Australian victims of last month's Paris attacks will be able to apply for up to $75,000 in compensation.
Prime Minister Malcolm Turnbull declared the November Paris attacks 'a terrorist act' Sunday, making those directly involved eligible for one-off payments through the Federal Government's Australian Victim of Terrorism Overseas Payment (AVTOP) scheme.
"We stand with victims of terrorism overseas in the same way that we stand with the victims of crimes committed in Australia," the statement from the Attorney General's office read.
A small number of Australians were caught up in the Paris attacks, including 19-year-old Emma Parkinson.
The Hobart woman underwent surgery in Paris after being shot in the back inside the Bataclan Concert Hall on the night of 14 November.
The 19-year-old was shot multiple times in the hip and lower back, but managed to escape the hall where 78 others were killed and hide in a corridor next to the building.

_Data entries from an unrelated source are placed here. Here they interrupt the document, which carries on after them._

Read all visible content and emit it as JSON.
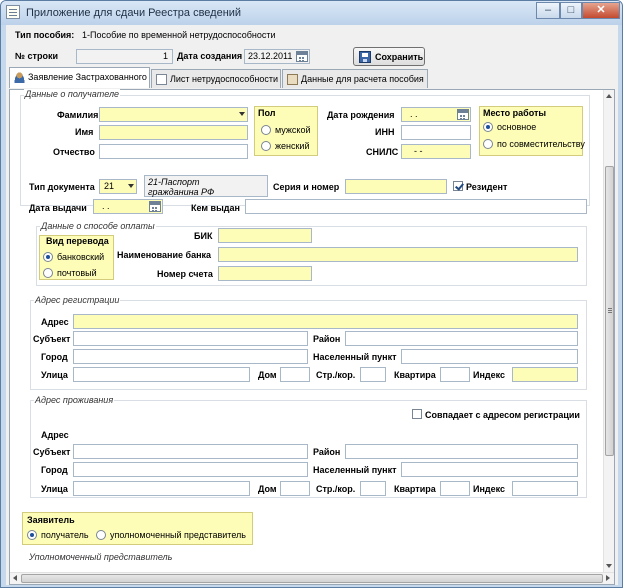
{
  "window": {
    "title": "Приложение для сдачи Реестра сведений",
    "minimize": "–",
    "maximize": "□",
    "close": "✕"
  },
  "header": {
    "benefit_type_label": "Тип пособия:",
    "benefit_type_value": "1-Пособие по временной нетрудоспособности",
    "row_label": "№ строки",
    "row_value": "1",
    "created_label": "Дата создания",
    "created_value": "23.12.2011",
    "save_label": "Сохранить"
  },
  "tabs": [
    {
      "label": "Заявление Застрахованного",
      "icon": "user-icon"
    },
    {
      "label": "Лист нетрудоспособности",
      "icon": "document-icon"
    },
    {
      "label": "Данные для расчета пособия",
      "icon": "calculator-icon"
    }
  ],
  "recipient": {
    "group_title": "Данные о получателе",
    "surname_label": "Фамилия",
    "name_label": "Имя",
    "patronymic_label": "Отчество",
    "gender_title": "Пол",
    "gender_options": [
      "мужской",
      "женский"
    ],
    "birthdate_label": "Дата рождения",
    "birthdate_value": ". .",
    "inn_label": "ИНН",
    "snils_label": "СНИЛС",
    "snils_value": "-  -",
    "workplace_title": "Место работы",
    "workplace_options": [
      "основное",
      "по совместительству"
    ],
    "doc_type_label": "Тип документа",
    "doc_type_value": "21",
    "doc_type_name": "21-Паспорт гражданина РФ",
    "series_label": "Серия и номер",
    "resident_label": "Резидент",
    "issue_date_label": "Дата выдачи",
    "issue_date_value": ". .",
    "issued_by_label": "Кем выдан"
  },
  "payment": {
    "group_title": "Данные о способе оплаты",
    "transfer_title": "Вид перевода",
    "transfer_options": [
      "банковский",
      "почтовый"
    ],
    "bik_label": "БИК",
    "bank_label": "Наименование банка",
    "account_label": "Номер счета"
  },
  "registration": {
    "group_title": "Адрес регистрации",
    "address_label": "Адрес",
    "subject_label": "Субъект",
    "district_label": "Район",
    "city_label": "Город",
    "locality_label": "Населенный пункт",
    "street_label": "Улица",
    "house_label": "Дом",
    "building_label": "Стр./кор.",
    "apartment_label": "Квартира",
    "index_label": "Индекс"
  },
  "residence": {
    "group_title": "Адрес проживания",
    "same_label": "Совпадает с адресом регистрации",
    "address_label": "Адрес",
    "subject_label": "Субъект",
    "district_label": "Район",
    "city_label": "Город",
    "locality_label": "Населенный пункт",
    "street_label": "Улица",
    "house_label": "Дом",
    "building_label": "Стр./кор.",
    "apartment_label": "Квартира",
    "index_label": "Индекс"
  },
  "applicant": {
    "title": "Заявитель",
    "options": [
      "получатель",
      "уполномоченный представитель"
    ],
    "representative_title": "Уполномоченный представитель"
  },
  "colors": {
    "required_field": "#fdfdb8",
    "frame": "#c6d8ec",
    "close_button": "#c34a2f"
  }
}
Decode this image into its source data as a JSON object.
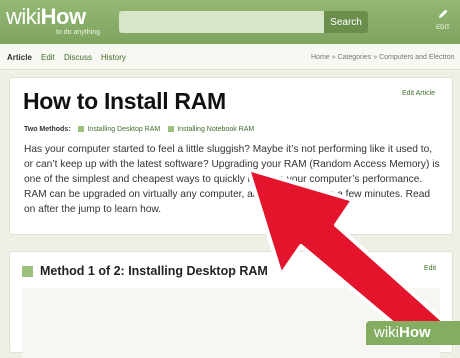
{
  "header": {
    "logo_wiki": "wiki",
    "logo_how": "How",
    "tagline": "to do anything",
    "search_placeholder": "",
    "search_button": "Search",
    "edit_label": "EDIT"
  },
  "nav": {
    "tabs": [
      "Article",
      "Edit",
      "Discuss",
      "History"
    ],
    "breadcrumb": "Home » Categories » Computers and Electron"
  },
  "article": {
    "title": "How to Install RAM",
    "edit_link": "Edit Article",
    "methods_label": "Two Methods:",
    "methods": [
      "Installing Desktop RAM",
      "Installing Notebook RAM"
    ],
    "intro": "Has your computer started to feel a little sluggish? Maybe it’s not performing like it used to, or can’t keep up with the latest software? Upgrading your RAM (Random Access Memory) is one of the simplest and cheapest ways to quickly improve your computer’s performance. RAM can be upgraded on virtually any computer, and only takes a sc          a few minutes. Read on after the jump to learn how."
  },
  "section": {
    "title": "Method 1 of 2: Installing Desktop RAM",
    "edit_link": "Edit"
  },
  "watermark": {
    "wiki": "wiki",
    "how": "How"
  },
  "colors": {
    "brand_green": "#84ad62",
    "link_green": "#3f6d2c",
    "arrow_red": "#e3142b"
  }
}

Melbourne woman Sophie Doran was also in the Bataclan that fateful night. She escaped injury by hiding behind chairs with a friend and pretending to be dead until police stormed the hall.
The compensation scheme was set up by the Gillard Government in 2012 and in 2013 was expanded by then-Prime Minister Tony Abbott to apply to victims of terror since the September 11 attacks in 2001.
Other overseas attacks which have been declared 'terrorist acts' include the 2002 and 2005 Bali bombings, the London Underground attacks and the armed assault in Nairobi in 2013.